Steady, sustained growth has been elusive for the long-term care insurance (LTCI) industry, even on the heels of a 4% increase in new individual annualized LTCI premium in 2011.
To maintain that momentum in 2012, the onus is on suppliers and salespeople to deliver products that resonate with buyers. And these days, what buyers want most are affordability and flexibility, according to Tom Riekse Jr., a managing principal at LTCI Partners, Lake Forest, Ill.
“We need the flexibility of more moving parts because we have a lot of different types of people who are considering buying the product,” explains Riekse.
Flexibility in the case of long-term care insurance means the ability to tailor plans to client needs using such moving parts as future purchase options, alternative inflation-protection options, ultimate cash benefits, calendar elimination periods and the like, he says. These flex points give advisors the ability to “come in at a more affordable price point to start,” he says, with the opportunity to beef up benefits later.
To Riekse, giving clients and their advisors more latitude to customize plan designs represents another step in the maturation of LTCI as an insurance product. “It makes more sense, generally, to be able to design a plan this way,” he says. “It puts [LTCI] more in line with other types of insurance products.”
Already, 2012 is shaping up to be the best year Debra Newman’s Minnesota firm, Newman Long Term Care, has had in a decade. One reason, says industry veteran Newman, is the growing popularity of shared-care LTCI products, which for couples represent a more affordable alternative to purchasing two stand-alone policies. Not only do they get adequate coverage, they get flexibility in how to use policy dollars and benefits.
Companies such as Newman’s and Riekse’s are also finding a broader market for a hybrid life insurance product that provides policyholders with the option of purchasing LTCI coverage. These so-called linked benefit or combination LI plus LTCI products are finding “a lot of traction,” says Newman, particularly among people who have money sitting in a savings account or CD, earning virtually nothing.

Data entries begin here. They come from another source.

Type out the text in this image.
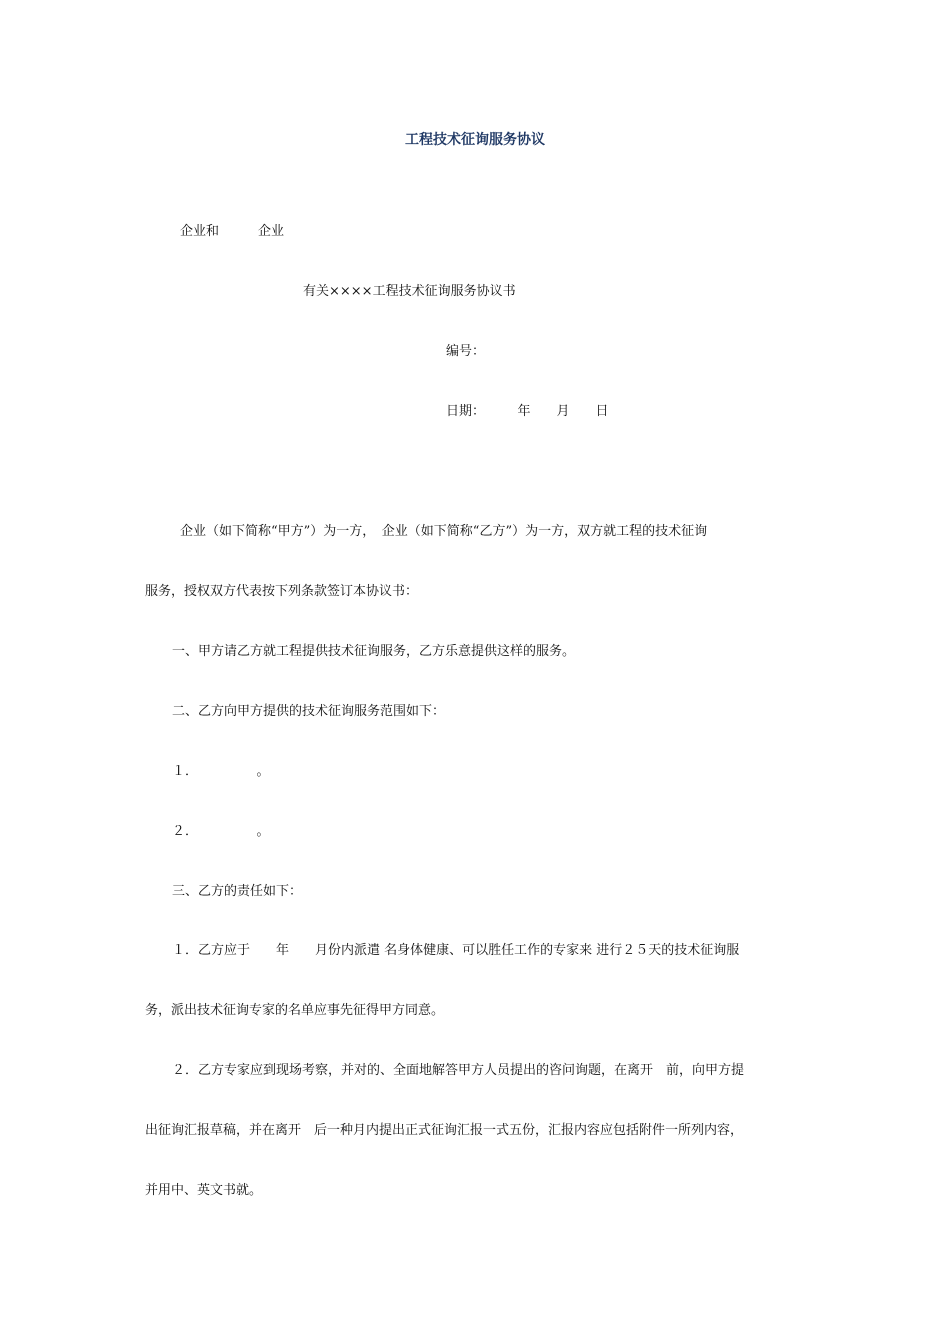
工程技术征询服务协议
企业和　　　企业
有关××××工程技术征询服务协议书
编号：
日期：　　　年　　月　　日
企业（如下简称“甲方”）为一方，　企业（如下简称“乙方”）为一方，双方就工程的技术征询
服务，授权双方代表按下列条款签订本协议书：
一、甲方请乙方就工程提供技术征询服务，乙方乐意提供这样的服务。
二、乙方向甲方提供的技术征询服务范围如下：
１．　　　　　。
２．　　　　　。
三、乙方的责任如下：
１．乙方应于　　年　　月份内派遣 名身体健康、可以胜任工作的专家来 进行２５天的技术征询服
务，派出技术征询专家的名单应事先征得甲方同意。
２．乙方专家应到现场考察，并对的、全面地解答甲方人员提出的咨问询题，在离开　前，向甲方提
出征询汇报草稿，并在离开　后一种月内提出正式征询汇报一式五份，汇报内容应包括附件一所列内容，
并用中、英文书就。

By using that money to purchase a single-premium whole life or universal life LI plus LTCI policy, not only do they get both life and long-term care coverage, they also can earn slightly more interest on their money than if they left it in a CD, for example, notes Riekse. What’s more, if they never need the long-term care coverage, their money stays inside the policy, where ultimately it may be transferred to heirs on a tax-favored basis. Such a combination is gaining appeal among wealthier people in their 60s, who have the liquidity to afford the premium (often $100,000 or more), and who, for estate planning reasons, see merit in protecting their assets from a long-term care event.
Beyond individual policies, Newman sees strong growth in the group LTCI market. These days, people are accustomed to purchasing insurance through their employer, so selling LTCI off the workplace platform makes sense, she says. The challenge for LTCI salespeople is getting their foot in employers’ doors. Newman’s suggestion: start by targeting top company officials and their executive benefits packages. “Make it attractive for the leaders [of the company],” she suggests. That often opens doors to entire employee groups.